Guterres e a Constituição

Nacional

Os “Frente a Frente” das 21h30 na SIC Notícias são frequentemente espectáculos tristes mas pedagógicos e reveladores da pobreza de ideias e de convicções de boa parte dos seus protagonistas. Desconfio que muito do que dizem não é certamente o que pensam, embora pensem que o devem dizer. Outra boa parte do que defendem resulta (só pode…) de pura ignorância ou, pior, consciente vontade de contornar o óbvio através de uma pirueta e meia seguida de mortal encarpado, verdadeiras olímpiadas do contorcionismo político.

No “Frente a Frente” de ontem, o representante do PS – figura ligada à facção derrotada no último contencioso interno dos “socialistas” portugueses – dedicou parte do seu tempo ao elogio de António Guterres, desdobrando um enorme cardápio de qualidades que, no seu entendimento, o colocam como candidato natural (“o melhor candidato d esquerda”, afirmou sem se rir) à presidência da República.

Sentido de Estado, blá-blá-blá, experiência, blá-blá-blá, credibilidade e confiança, blá-blá-blá. A retórica do costume, navegando as águas estagnadas da subjectividade inerente às qualidades enaltecidas. O problema é que o comentador vinculado ao PS avançou para terreno mais sólido, e paradoxalmente menos firme no que à sua argumentação diz respeito, quando afirmou (novamente sem se rir) que Guterres tem “uma noção clara daquilo que é o exercício das funções presidenciais e do respeito pela Constituição”, o que – com o devido respeito – é falso.

António Guterres não foi apenas um mau primeiro-ministro (e um dos motivos centrais da minha adesão à JCP, pouco depois da sua eleição). António Guterres não foi apenas o primeiro-ministro que no essencial terminou a obra cavaquista no que se refere a privatizações (lembram-se de Penedos, secretário de Estado do governo do PS de então, afirmar que abria uma garrafa de champagne por cada empresa privatizada?) e que deu um impulso essencial à privatização camuflada de amplos sectores da nossa economia através da generalização das PPP. Nem foi apenas um líder “socialista” que procurou sempre à sua direita os acordos que lhe facilitaram a governação. Guterres, o homem da “paixão pela educação”, foi também um primeiro-ministro que governou contra Abril e contra a Constituição, aliás revista em 1997 de forma globalmente negativa durante o período do seu primeiro mandato como chefe do governo. O pacote laboral de Guterres/Ferro Rodrigues é disso mesmo um bom exemplo, contendo ideias e princípios que viriam a ser mais tarde concretizados por Bagão Félix e pelos governos seguintes, incluindo o actual.

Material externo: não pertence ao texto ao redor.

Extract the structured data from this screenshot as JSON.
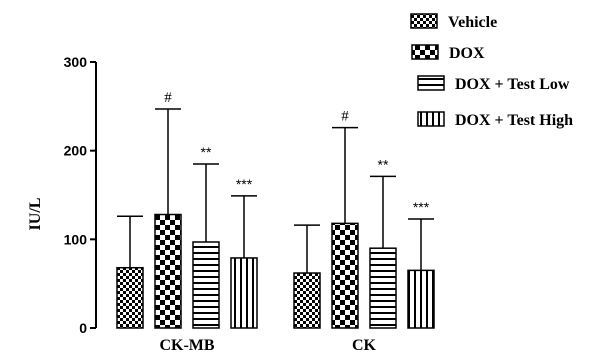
{
  "chart_data": {
    "type": "bar",
    "ylabel": "IU/L",
    "xlabel": "",
    "ylim": [
      0,
      300
    ],
    "yticks": [
      "0",
      "100",
      "200",
      "300"
    ],
    "categories": [
      "CK-MB",
      "CK"
    ],
    "series": [
      {
        "name": "Vehicle",
        "pattern": "checker-small",
        "values": [
          68,
          62
        ],
        "errors": [
          58,
          54
        ],
        "annotations": [
          "",
          ""
        ]
      },
      {
        "name": "DOX",
        "pattern": "checker-large",
        "values": [
          128,
          118
        ],
        "errors": [
          119,
          108
        ],
        "annotations": [
          "#",
          "#"
        ]
      },
      {
        "name": "DOX + Test Low",
        "pattern": "horizontal-lines",
        "values": [
          97,
          90
        ],
        "errors": [
          88,
          81
        ],
        "annotations": [
          "**",
          "**"
        ]
      },
      {
        "name": "DOX + Test High",
        "pattern": "vertical-lines",
        "values": [
          79,
          65
        ],
        "errors": [
          70,
          58
        ],
        "annotations": [
          "***",
          "***"
        ]
      }
    ],
    "legend_position": "top-right",
    "grid": false
  }
}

E para que não se pense que Guterres governou contra a Constituição sem que disso tivesse consciência, ou se diga que são acusações vagas e sem fundamento aquelas que aqui deixo relativamente ao XIII governo constitucional, é bom recordar recentes declarações do seu ministro da educação (a pasta da sua “paixão”) Marçal Grilo. Disse a referida figura, em declarações sobre o aumento das propinas do ensino superior reproduzidas pelo Jornal de Negócios em Fevereiro de 2013, que “obviamente que era inconstitucional. Mas o Tribunal Constitucional, e bem, defendeu o Governo da altura“.

Que boa parte do PS considere Guterres o melhor candidato para as presidenciais que se aproximam é coisa que não me espanta. Guterres posiciona-se, em conformidade com as sucessivas direcções do PS, no canto esquerdo da direita portuguesa, tendo disso mesmo dado abundamentes e inequívocas provas ao longo do seu tempo como primeiro-ministro de Portugal, entre 1995 e 2002. Que fundamentem essa avaliação em proclamações envoltas em mistificações já não me parece contribuir de forma alguma para a “dignificação da política” que tanto advogam.